L’Aie stima infatti che entro il 2035 il greggio venduto sui mercati internazionali porterà nelle casse dello Stato 5mila miliardi di dollari. La cuccagna ha però un suo prezzo. Gli obiettivi esposti saranno raggiunti se almeno il 10%, 530 miliardi, della ricchezza in risorse naturali del Paese tornerà nel settore degli idrocarburi sotto forma di investimenti. Queste le luci del panorama energetico iracheno. A Roma mercoledì 31 ottobre il ministro degli esteri italiano Giovanni Terzi, e l’ad del Cane a sei zampe, Paolo Scaroni, hanno esposto il report sull’Iraq contenuto nel World energy Outlook 2012.
 
Potenzialità e complessità
 
Il dibattito avvenuto alla presenza del responsabile della ricerca Aie ha analizzato potenzialità e complessità della sfida irachena della compagnia fondata da Enrico Mattei. Iraq ricco di idrocarburi ma anche con tanti ostacoli allo sfruttamento. Ecco i timori Eni.

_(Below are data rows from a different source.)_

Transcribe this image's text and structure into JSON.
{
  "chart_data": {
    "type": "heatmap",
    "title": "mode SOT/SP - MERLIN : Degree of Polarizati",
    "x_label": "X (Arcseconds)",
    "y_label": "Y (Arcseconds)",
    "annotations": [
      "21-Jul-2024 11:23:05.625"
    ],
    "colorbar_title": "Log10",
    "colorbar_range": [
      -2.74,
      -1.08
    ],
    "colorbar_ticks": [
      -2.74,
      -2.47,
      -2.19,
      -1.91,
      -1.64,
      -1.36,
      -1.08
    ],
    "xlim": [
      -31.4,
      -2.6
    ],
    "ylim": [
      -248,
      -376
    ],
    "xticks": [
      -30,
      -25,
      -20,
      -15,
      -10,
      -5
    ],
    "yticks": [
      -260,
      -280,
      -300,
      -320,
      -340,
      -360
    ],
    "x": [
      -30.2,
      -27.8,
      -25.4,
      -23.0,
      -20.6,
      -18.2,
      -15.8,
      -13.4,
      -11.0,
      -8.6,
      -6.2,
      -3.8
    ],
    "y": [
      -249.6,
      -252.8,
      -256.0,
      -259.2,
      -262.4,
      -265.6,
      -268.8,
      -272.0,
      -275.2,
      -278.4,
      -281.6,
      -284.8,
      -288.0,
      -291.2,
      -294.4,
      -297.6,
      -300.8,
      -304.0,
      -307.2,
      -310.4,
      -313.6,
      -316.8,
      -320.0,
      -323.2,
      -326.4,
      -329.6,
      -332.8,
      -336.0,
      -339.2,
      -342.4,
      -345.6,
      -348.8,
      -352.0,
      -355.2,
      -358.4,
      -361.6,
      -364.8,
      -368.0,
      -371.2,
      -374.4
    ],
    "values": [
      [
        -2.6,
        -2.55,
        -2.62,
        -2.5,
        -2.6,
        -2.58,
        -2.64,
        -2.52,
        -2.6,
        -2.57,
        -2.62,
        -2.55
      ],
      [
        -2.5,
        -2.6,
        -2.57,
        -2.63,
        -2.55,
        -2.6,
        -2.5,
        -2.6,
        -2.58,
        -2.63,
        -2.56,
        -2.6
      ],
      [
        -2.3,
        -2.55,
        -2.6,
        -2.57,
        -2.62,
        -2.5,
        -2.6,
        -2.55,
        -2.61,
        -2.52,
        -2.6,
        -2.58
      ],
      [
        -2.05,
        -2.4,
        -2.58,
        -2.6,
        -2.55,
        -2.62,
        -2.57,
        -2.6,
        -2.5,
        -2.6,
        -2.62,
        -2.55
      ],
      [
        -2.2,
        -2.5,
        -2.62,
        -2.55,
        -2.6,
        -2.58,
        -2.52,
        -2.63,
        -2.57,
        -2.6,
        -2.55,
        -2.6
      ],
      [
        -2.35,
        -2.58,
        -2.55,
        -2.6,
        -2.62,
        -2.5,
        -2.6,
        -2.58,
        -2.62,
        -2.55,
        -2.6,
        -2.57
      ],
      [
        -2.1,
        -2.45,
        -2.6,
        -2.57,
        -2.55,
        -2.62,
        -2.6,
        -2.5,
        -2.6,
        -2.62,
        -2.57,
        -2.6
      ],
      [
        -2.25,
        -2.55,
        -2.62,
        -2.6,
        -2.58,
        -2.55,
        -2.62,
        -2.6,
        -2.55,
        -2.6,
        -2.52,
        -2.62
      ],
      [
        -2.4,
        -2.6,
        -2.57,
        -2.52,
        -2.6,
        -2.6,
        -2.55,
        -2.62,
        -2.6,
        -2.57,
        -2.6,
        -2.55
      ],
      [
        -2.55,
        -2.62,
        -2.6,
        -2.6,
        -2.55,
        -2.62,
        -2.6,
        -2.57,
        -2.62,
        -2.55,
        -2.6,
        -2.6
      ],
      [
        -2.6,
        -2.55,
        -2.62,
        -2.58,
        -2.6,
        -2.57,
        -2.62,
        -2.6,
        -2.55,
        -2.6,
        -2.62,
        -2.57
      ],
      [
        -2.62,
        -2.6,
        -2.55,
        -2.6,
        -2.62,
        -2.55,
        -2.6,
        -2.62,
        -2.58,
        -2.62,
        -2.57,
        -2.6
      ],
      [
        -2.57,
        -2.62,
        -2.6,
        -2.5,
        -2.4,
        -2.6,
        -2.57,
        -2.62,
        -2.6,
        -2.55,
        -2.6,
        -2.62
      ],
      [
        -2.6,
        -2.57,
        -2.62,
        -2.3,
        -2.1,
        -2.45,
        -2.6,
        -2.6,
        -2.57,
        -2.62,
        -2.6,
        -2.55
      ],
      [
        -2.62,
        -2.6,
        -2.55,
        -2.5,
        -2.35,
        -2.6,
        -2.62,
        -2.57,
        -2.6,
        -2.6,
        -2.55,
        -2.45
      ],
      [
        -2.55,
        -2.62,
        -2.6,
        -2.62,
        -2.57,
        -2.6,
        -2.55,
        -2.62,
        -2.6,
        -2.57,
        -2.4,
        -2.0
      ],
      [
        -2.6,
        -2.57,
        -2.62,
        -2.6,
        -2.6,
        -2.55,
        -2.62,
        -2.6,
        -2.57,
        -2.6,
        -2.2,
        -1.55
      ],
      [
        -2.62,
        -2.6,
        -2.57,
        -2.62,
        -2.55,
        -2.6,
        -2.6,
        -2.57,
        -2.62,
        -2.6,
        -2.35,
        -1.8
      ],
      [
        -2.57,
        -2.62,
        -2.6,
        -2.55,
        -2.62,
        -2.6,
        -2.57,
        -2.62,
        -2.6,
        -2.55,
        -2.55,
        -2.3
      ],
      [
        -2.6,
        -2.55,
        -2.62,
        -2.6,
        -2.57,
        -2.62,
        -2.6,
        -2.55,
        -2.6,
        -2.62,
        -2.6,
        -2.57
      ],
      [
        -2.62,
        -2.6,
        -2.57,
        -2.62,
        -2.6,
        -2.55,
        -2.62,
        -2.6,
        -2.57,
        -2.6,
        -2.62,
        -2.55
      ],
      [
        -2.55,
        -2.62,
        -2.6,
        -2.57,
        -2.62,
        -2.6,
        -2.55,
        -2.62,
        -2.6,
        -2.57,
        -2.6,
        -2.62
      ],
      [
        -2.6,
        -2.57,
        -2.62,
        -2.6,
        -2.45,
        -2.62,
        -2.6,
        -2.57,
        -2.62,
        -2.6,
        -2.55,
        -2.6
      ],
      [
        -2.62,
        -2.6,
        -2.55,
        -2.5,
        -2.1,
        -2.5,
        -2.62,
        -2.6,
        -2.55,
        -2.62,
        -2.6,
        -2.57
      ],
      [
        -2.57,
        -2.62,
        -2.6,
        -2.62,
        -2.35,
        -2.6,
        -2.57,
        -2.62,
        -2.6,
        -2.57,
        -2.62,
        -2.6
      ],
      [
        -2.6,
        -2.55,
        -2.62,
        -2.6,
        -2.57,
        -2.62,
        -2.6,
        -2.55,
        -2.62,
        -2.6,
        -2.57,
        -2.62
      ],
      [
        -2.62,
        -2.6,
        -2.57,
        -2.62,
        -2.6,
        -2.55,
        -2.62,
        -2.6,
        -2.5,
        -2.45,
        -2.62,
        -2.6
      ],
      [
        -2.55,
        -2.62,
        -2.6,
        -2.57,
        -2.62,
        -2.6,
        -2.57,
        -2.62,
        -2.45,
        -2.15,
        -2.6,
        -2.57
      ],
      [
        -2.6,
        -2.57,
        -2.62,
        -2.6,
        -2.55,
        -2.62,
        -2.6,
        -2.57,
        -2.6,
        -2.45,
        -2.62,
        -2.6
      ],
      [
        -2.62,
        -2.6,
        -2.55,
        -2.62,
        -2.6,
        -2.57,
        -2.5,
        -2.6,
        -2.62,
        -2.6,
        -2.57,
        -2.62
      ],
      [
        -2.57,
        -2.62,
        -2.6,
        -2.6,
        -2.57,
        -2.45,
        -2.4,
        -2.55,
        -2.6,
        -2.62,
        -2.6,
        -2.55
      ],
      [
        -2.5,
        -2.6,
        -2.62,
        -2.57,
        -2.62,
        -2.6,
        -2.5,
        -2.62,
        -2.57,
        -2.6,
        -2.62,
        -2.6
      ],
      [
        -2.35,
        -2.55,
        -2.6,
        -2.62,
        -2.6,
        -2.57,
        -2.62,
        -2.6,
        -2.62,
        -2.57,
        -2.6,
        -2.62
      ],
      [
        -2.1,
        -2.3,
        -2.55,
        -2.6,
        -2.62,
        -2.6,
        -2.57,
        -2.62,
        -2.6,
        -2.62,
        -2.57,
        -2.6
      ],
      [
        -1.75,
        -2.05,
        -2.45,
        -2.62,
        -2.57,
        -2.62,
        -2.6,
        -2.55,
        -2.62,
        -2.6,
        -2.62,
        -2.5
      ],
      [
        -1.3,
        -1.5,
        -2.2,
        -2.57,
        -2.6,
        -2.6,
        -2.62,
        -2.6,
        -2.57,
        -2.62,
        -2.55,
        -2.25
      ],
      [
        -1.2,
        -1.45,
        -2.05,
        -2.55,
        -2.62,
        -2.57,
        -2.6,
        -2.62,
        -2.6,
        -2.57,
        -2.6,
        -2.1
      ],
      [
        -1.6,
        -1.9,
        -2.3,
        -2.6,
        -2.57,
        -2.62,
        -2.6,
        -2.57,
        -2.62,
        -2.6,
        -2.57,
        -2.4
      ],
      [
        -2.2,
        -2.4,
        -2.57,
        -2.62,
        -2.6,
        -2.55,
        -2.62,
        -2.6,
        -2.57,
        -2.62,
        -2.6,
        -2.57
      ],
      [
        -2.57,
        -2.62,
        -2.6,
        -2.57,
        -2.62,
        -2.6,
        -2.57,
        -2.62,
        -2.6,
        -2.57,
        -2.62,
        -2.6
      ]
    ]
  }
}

Burocrazia, 17 i livelli autorizzativi, infrastrutture limitate, incertezza politica. Queste le barriere a una programmazione finanziaria che per essere efficace deve obbligatoriamente guardare oltre il presente.
 
Gli impegni del Cane a sei zampe
 
La compagnia italiana ha ribadito gli impegni presi. Investimenti confermati dunque a Zubair, dove l’Eni con il 32,8% gestisce un pool di aziende e capitali pari a 18 miliardi di dollari, di cui 4 o 5 già erogati. Punti interrogativi invece sui progetti futuri. Come Kurna west o Nassiria cui si guarda con entusiasmo in calo.
 
L’Iraq secondo Scaroni
 
Eni non intende però seguire i passi di Exxon e Chevron. Nel 2011 le due aziende energetiche hanno firmato contratti petroliferi privilegiando i rappresentanti della provincia curda dell’Iraq, preferiti alle autorità centrali. ´´Guardiamo ovunque – ha detto Scaroni – e lo facciamo anche col Kurdistan, ma non abbiamo intenzione di muoverci rispetto alle posizioni prese fino a oggi´´. Tuttavia, ha aggiunto l’amministratore delegato del gruppo Eni, ´´il fatto che i grandi vanno in Kurdistan è un campanello d´allarme che il governo di Baghdad non dovrebbe sottovalutare e sono sicuro che non lo farà´´.